Communion by Grave Lines

Release date: July 15, 2022
Label: New Heavy Sounds

Communion is the latest album from New Heavy Sounds’ masters of sludgy, gothic, doom metal, Grave Lines. It follows 2018’s remarkable Fed Into The Nihilist Engine, a title that ably sums up the experience of listening to the band. Deep, dark and full of woe, this London four piece exude an unremittingly bleak aura of despair, whether crushing you under colossal riffs, chilling you with cold monotonous synths or depressing you with folky, mournful laments.

On the face of it Communion sounds like a cheerier title, being defined as “the sharing or exchanging of intimate thoughts and feelings, especially on a mental or spiritual level”. That is indeed what is going on here, but vocalist Jake Harding’s lyrics, the thoughts and feelings he is sharing, are grimly nihilistic, revealing the very worst of mankind’s personal struggles, brutally exposing the horror of existence.

The album begins with ‘Gordian’, referencing the Gordian knot, nearly impossible to solve, symbolising perhaps an unending search for salvation or enlightenment “you are nothing wrapped in pain”. The song moves from a fairly energised riff, to slow grind and ends with a howl of blackened intensity, as if a fierce fight has slowly come to a terrifyingly bad conclusion. Right from the offing it’s fair to say that the work of guitarist, Oliver Irongiant, is very impressive. He has the knack of playing everything ‘just so’, never a note or riff out of place. Always serving the song, he always creates the required atmosphere without over-playing.
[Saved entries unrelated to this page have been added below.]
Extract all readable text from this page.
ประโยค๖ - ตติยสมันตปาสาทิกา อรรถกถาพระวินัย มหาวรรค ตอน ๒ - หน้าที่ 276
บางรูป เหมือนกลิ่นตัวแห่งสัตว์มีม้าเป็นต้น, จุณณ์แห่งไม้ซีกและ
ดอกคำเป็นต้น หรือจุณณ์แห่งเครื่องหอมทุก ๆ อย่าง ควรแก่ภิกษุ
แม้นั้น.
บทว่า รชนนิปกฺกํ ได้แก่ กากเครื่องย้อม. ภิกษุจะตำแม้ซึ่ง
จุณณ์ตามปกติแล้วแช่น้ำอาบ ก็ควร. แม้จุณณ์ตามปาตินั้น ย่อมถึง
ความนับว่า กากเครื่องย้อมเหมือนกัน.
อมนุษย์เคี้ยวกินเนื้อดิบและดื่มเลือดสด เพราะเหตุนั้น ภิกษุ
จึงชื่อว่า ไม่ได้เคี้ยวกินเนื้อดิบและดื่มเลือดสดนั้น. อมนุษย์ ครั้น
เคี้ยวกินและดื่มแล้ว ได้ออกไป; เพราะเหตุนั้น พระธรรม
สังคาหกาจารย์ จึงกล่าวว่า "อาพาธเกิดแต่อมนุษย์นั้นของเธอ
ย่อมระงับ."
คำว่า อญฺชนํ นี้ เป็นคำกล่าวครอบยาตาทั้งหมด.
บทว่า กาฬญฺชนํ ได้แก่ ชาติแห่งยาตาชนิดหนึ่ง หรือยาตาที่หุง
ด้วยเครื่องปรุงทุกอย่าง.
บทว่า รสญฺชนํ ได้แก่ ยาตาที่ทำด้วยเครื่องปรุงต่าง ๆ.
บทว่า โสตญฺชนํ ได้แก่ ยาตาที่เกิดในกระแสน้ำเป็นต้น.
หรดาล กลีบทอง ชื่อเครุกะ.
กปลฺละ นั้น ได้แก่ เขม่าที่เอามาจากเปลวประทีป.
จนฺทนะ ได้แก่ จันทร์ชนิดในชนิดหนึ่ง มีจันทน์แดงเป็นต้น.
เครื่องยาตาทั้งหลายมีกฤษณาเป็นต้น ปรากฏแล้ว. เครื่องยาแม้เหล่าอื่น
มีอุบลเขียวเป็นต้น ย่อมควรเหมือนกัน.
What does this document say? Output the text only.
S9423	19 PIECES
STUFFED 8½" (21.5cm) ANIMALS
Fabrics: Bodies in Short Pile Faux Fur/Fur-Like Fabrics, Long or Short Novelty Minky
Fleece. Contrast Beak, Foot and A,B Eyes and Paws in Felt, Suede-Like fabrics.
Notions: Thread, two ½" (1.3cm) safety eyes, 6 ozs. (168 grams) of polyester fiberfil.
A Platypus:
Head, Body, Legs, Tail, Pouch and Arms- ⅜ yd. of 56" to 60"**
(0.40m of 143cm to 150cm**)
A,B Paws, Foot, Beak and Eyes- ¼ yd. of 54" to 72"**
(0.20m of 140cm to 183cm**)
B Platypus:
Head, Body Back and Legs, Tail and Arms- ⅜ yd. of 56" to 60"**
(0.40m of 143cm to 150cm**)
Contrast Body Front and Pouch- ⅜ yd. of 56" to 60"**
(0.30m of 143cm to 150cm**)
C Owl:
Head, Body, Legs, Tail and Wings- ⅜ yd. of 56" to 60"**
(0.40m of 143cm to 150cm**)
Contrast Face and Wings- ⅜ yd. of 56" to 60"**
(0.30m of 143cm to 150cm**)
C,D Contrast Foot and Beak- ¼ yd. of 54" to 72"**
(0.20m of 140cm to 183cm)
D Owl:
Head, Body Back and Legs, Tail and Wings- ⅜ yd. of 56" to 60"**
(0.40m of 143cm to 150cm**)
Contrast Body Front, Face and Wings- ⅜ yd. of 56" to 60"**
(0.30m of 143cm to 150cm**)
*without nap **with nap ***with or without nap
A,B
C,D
We move onto another lively (for Grave Lines) number, the intriguingly named, ‘Argyrphaga’. The only reference I can find for this word relates to a Costa Rican parasitic wasp that forces a spider to make strong webs to host the wasp’s cocoon. This concept of parasites and of malevolent outside forces controlling your body seems common amongst the band’s lyrics. The songs are rife with Cronenberg-ian body horror, skins are created and shed, tongues are uncontrollable, and pieces of your body are hacked away. Again the song breaks down, this time into shuddering, crashing chaos, feedback and screaming.


The eleven minute ‘Lycaenid’ (a type of small butterfly), showcases the band’s more gothic, atmospheric side with beautiful post metal guitar lines and Jake’s fine clean singing voice. A crescendo is reached halfway thru the song with more ,refined but enormous sounding riffery, tremolo picking and Staggerin’ Matt’s deep, deep bass emanations. An acoustic guitar then emerges for a folky denouement as Jake croons “when you awake you’ll find another empty cage”. Harding uses the imagery of cocoons, as if a creature is constantly changing shape, never settling on a satisfactory one. In general on Communion the bands mix of styles is more cohesive, whereas on the previous album we had a folky song, then a heavy song, then an electronic one. ‘Lycaenid’ moves beautifully through many moods and shows the bands growing mastery of progressive song writing.

The brief ‘Tachnid’ (a parasitoid fly) startles, shaking you from your calm. Nothing but a bleak, harsh electronic drone with Jake shouting furiously over the top, it shows a different use of electronics by the band, who on ‘Fed Into the Nihilist Engine’ used them for the softer moments – clean, almost pretty interludes between the filth, whereas here ‘Tachnid’ is possibly the heaviest track on the album.

We haven’t yet mentioned new drummer, Sam Chase, who has replaced the excellent Julia Cooper, and it’s time we did as his performances are notable on the next two tracks. Cooper’s slightly unorthodox, less is more style was another winning element to Grave Lines moody brew, but Chase does lend enormous power to the heavier moments, including the stately, Sabbath-esque ‘Carcini’ (a paristic barnacle) and ‘Broodsac’ (a parasitic flatworm – look that one up yourself, it’s particularly gross!). ‘Broodsac’ whips along on a magnificent, circular riff from Iron Giant that summons up classic Celtic Frost, a band I’m often reminded of when seeing them live. In truth we could do with one or two more of these direct, full-on metal assaults as the album can be a challenge if you’re not giving it your full attention, the heavy gloom and endless misanthropy makes for a foreboding listen.

The closing ‘Sinensis’ begins with Jake Harding singing solo, a beautiful croon, leading into acoustic guitars. The song then builds into an industrial epic, synths pulse, a simple drum pattern grows in power and guitars move from classic doom metal simplicity into elegant, post-metal artistry. It’s a sophisticated, slightly restrained end to the album that has built itself on harsh, pummelling spitefulness and signifies the band’s continued creative development. And ‘Sinensis’? – it’s a tea plant, so we finish with a nice soothing brew after all the torments of the body and soul. Grave Lines, you are spoiling us!